Tatjana Pokorny
· 31.12.2020
Alors que Boris Herrmann venait de prendre le deuxième ris pendant la nuit, il a découvert le problème : une déchirure dans la grand-voile. "Heureusement, j'ai pu réparer assez rapidement, en une demi-heure environ, car la déchirure se trouvait à bonne hauteur, juste au-dessus du ris, et je n'ai pas eu besoin d'abaisser la grand-voile. Croisez les doigts : plus de problèmes avec les voiles ! C'est mon souhait pour la nouvelle année", a déclaré l'homme de 39 ans originaire de Hambourg, qui était cinquième au classement le matin du Nouvel An et qui s'est dirigé vers le Cap Horn en naviguant rapidement dans des vents de plus en plus forts.
En tête du groupe de tête, le skipper d'"Apivia" Charlie Dalin ne lâche pas prise le 1er janvier 2021. Avec environ 130 milles de retard sur le leader Yannick Bestaven sur "Maître Coq IV", Dalin est resté dans la course avec la dernière vitesse la plus rapide. A environ 600 milles nautiques du Cap Horn, les deux skippers - bien positionnés devant le front - ont réussi des moyennes de 24 heures de 452 et 417 milles nautiques. Seul le skipper de "LinkedOut", Thomas Ruyant, arrivé troisième, a pu s'en approcher avec 375 milles nautiques. Tous les autres chasseurs ont été confrontés à des vents légers lors de la Saint-Sylvestre et n'ont pas pu parcourir 300 milles en 24 heures, avant d'accélérer considérablement eux aussi.
"Les contrastes sont incroyables ici, en mer. De ces moments de calme ce matin, je navigue maintenant à pleine vitesse avec deux ris et des J3, c'est-à-dire de très petites voiles", a raconté Herrmann dans la nuit. Le matin du Nouvel An, vers 9 heures (heure allemande), il avait déjà pris le troisième ris et déclarait : "Maintenant, je navigue avec trois ris et J3 et parfois avec des vitesses de bateau de 25 nœuds dans une nuit noire comme du goudron. Le vent est très instable".
Pour la nouvelle année 2021, Boris Herrmannn s'est promis de "vivre davantage le moment présent ici à bord". Pour cela, il a pris d'autres résolutions : "Je veux continuer à développer notre programme d'éducation des enfants 'My Ocean Challenge' et essayer de faire encore quelque chose pour la protection du climat". Le premier skipper allemand du Vendée Globe attend son propre passage du Cap Horn pour le 4 janvier.
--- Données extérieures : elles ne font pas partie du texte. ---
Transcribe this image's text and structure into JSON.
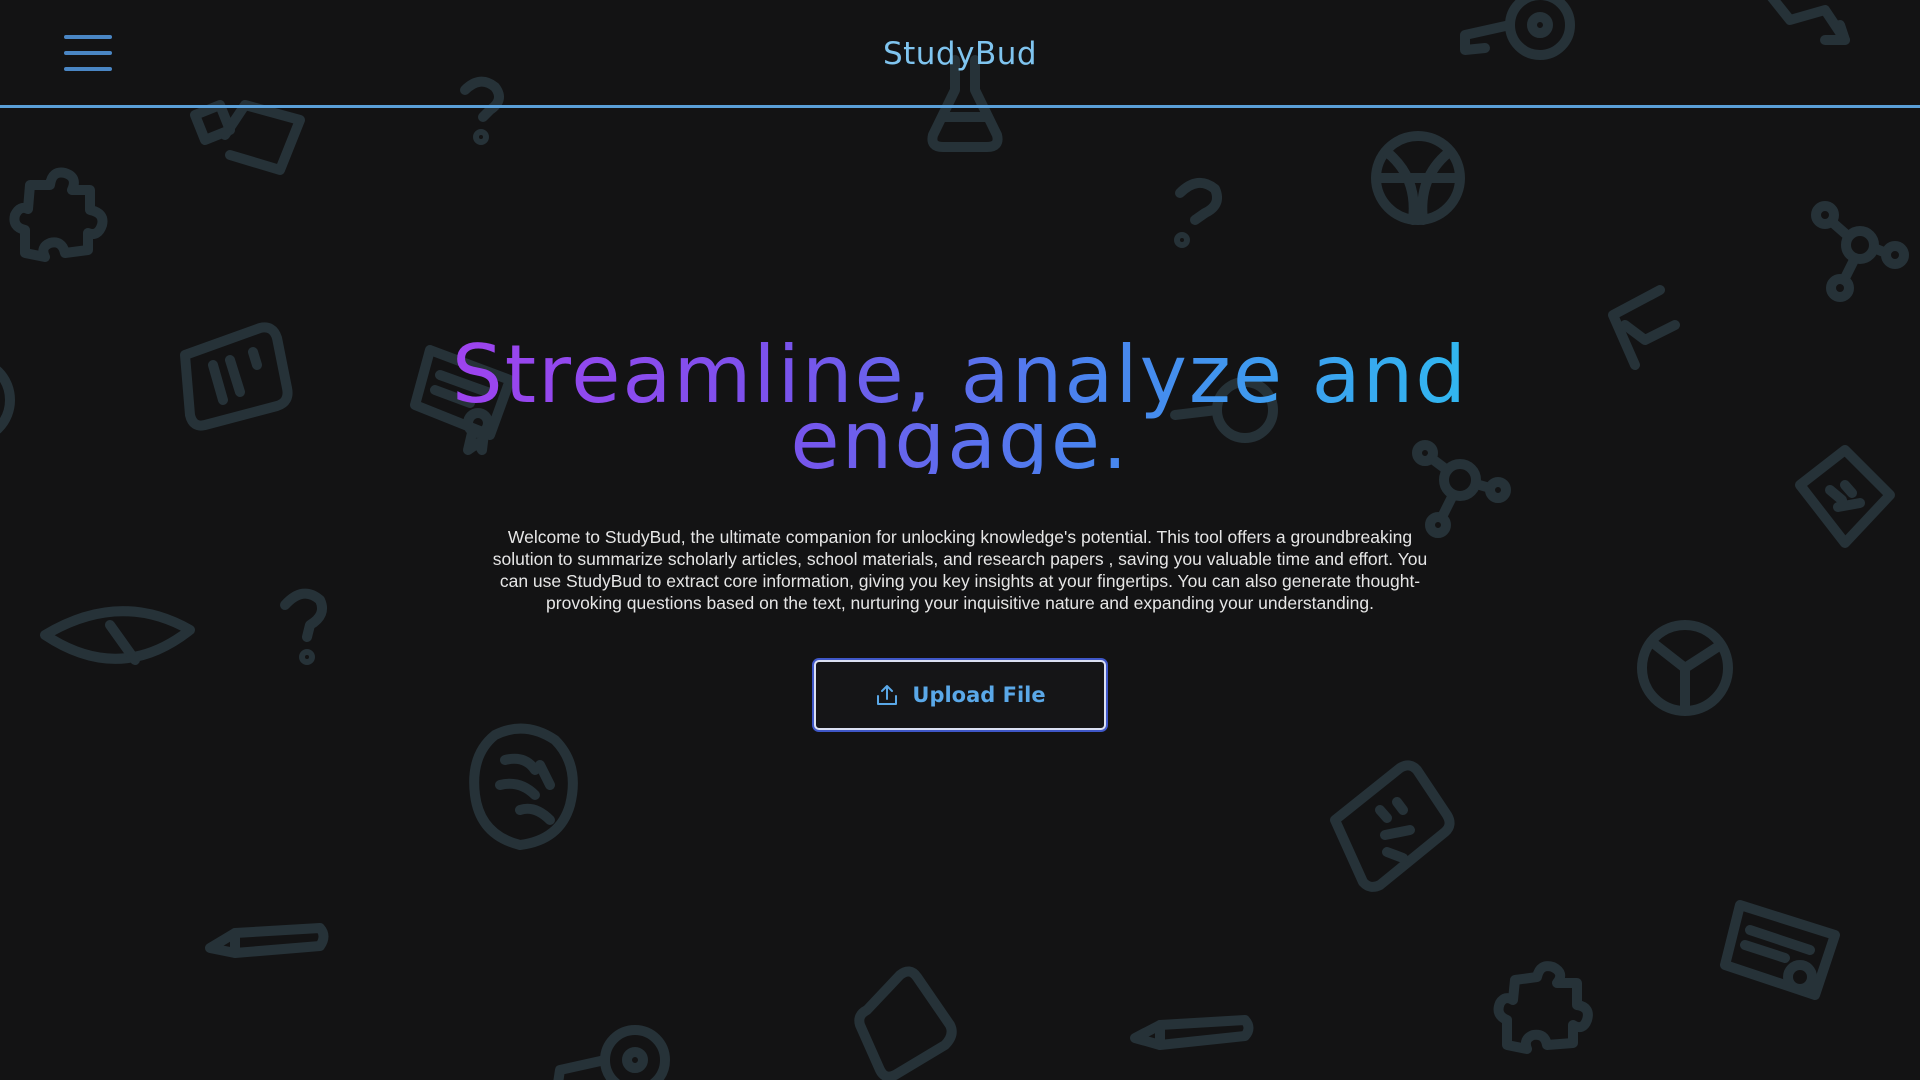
{
  "header": {
    "menu_icon": "hamburger-menu-icon",
    "title": "StudyBud"
  },
  "hero": {
    "title": "Streamline, analyze and engage.",
    "description": "Welcome to StudyBud, the ultimate companion for unlocking knowledge's potential. This tool offers a groundbreaking solution to summarize scholarly articles, school materials, and research papers , saving you valuable time and effort. You can use StudyBud to extract core information, giving you key insights at your fingertips. You can also generate thought-provoking questions based on the text, nurturing your inquisitive nature and expanding your understanding.",
    "gradient_colors": [
      "#a93ff0",
      "#7a52ec",
      "#4a82ee",
      "#2bc4f0"
    ]
  },
  "upload": {
    "label": "Upload File",
    "icon": "upload-icon"
  },
  "colors": {
    "background": "#131314",
    "header_border": "#5a9fd8",
    "title": "#7fc4ef",
    "menu_icon": "#4a86c4",
    "button_text": "#5aa8e8",
    "doodle_stroke": "#263238"
  },
  "background_doodles": [
    "key-icon",
    "chat-icon",
    "question-mark-icon",
    "flask-icon",
    "books-icon",
    "globe-icon",
    "puzzle-piece-icon",
    "molecule-icon",
    "note-icon",
    "certificate-icon",
    "pencil-icon",
    "eye-icon",
    "brain-icon",
    "peace-icon",
    "graduation-cap-icon",
    "graph-icon"
  ]
}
Contrairement aux conditions tempétueuses avec des vents de plus de 40 nœuds et des creux de sept à huit mètres auxquels les deux leaders devront probablement faire face lors de leur passage au Cap Horn samedi soir, Boris Herrmann s'attend à des conditions un peu meilleures pour son propre "assaut du sommet" dimanche soir ou lundi matin : "Je suis derrière la dépression. Les conditions les plus fortes sont pour ce soir. Au Cap Horn même, je m'attends à des vents descendants de 20 à 25 nœuds. Donc de bonnes conditions. J'espère que je pourrai voir le cap".
Boris Herrmann accueille 2021 avec le signe de la victoire et des guirlandes multicolores à bord du "Seaexplorer - Yacht Club de Monaco" dans une ambiance joyeuse
Pour sa dernière ligne droite atlantique, Herrmann s'est fixé des objectifs après le passage : "C'est là que je veux et que je peux attaquer. Je ne dois pas commencer à compter les jours. Ce sera alors incroyablement long. J'espère pouvoir montrer encore un peu plus le potentiel de ce bateau". Le fait que son yacht Imoca soit encore "intact à 100 pour cent" à ce stade de la course, selon Herrmann, se justifie ainsi : "Nous avons bien préparé le bateau pendant quatre ans avec une bonne équipe. J'avais développé une sorte de paranoïa pour veiller sur chaque détail. Je pense donc qu'un certain perfectionnisme a conduit à l'état actuel".
Pour sa première au matin du Nouvel An, le bilan intermédiaire d'Herrmann est prometteur : "Le bilan est positif. Je suis actuellement cinquième et j'ai une bonne chance de remonter à la quatrième place. Damien Seguin n'a plus de gennaker. Je pense qu'il ne peut en fait plus jouer un grand rôle dans cette course. Mais il y a bien sûr toujours des surprises, et comme chacun sait, on ne fait les comptes qu'à l'arrivée. Pour cela, les données scientifiques que nous collectons sont un élément très important de cette campagne. Personne ne pourra nous l'enlever".